By centrifugation, microfiltration (0.45 and 0.20 μm) and ultrafiltration (100 kD), BMSC-sEVs were obtained (Figure 1E). Through transmission electron microscopy (TEM), many “cup-shaped” and “tea saucer-shaped” vesicles with membrane structures could be seen, with diameters of approximately 30–120 nm. The size and morphology of the BMSC-sEV samples observed under the microscope conformed to the relevant definitions and characteristics of sEVs (Figure 1F). The NTA results showed that the particle size distribution of the BMSC-sEV samples obtained in this experiment was concentrated at approximately 106 nm. Each 1 ml BMSC-sEV sample contained approximately 1.05 × 10⁷ particles, derived from approximately 5.5 × 10⁷ BMSCs (Figure 1G). The NTA results suggested that the BMSC-sEV samples obtained in this experiment conformed to the relevant definitions and characteristics of sEVs, consistent with the TEM results mentioned above. In addition, the results showed that the concentration and purity of the sEV samples from the BMSC sources were satisfactory.
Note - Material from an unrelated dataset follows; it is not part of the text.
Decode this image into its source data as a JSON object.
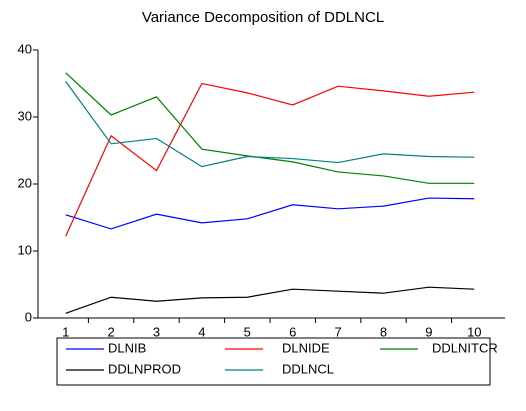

sEVs can also be identified by positive and negative markers. Positive markers of sEVs, such as CD63, CD81, Rab5, and Alix, were clearly detected in the BMSC-sEVs and their donor cells, whereas the negative marker GRP94 was only detected in the BMSCs (Figure 1H).

These results show that the sEV separation and purification technology used in this study is reliable and effective; the BMSC-sEV samples are in line with the recognized definition and identification standards of sEVs, with satisfactory concentration and purity.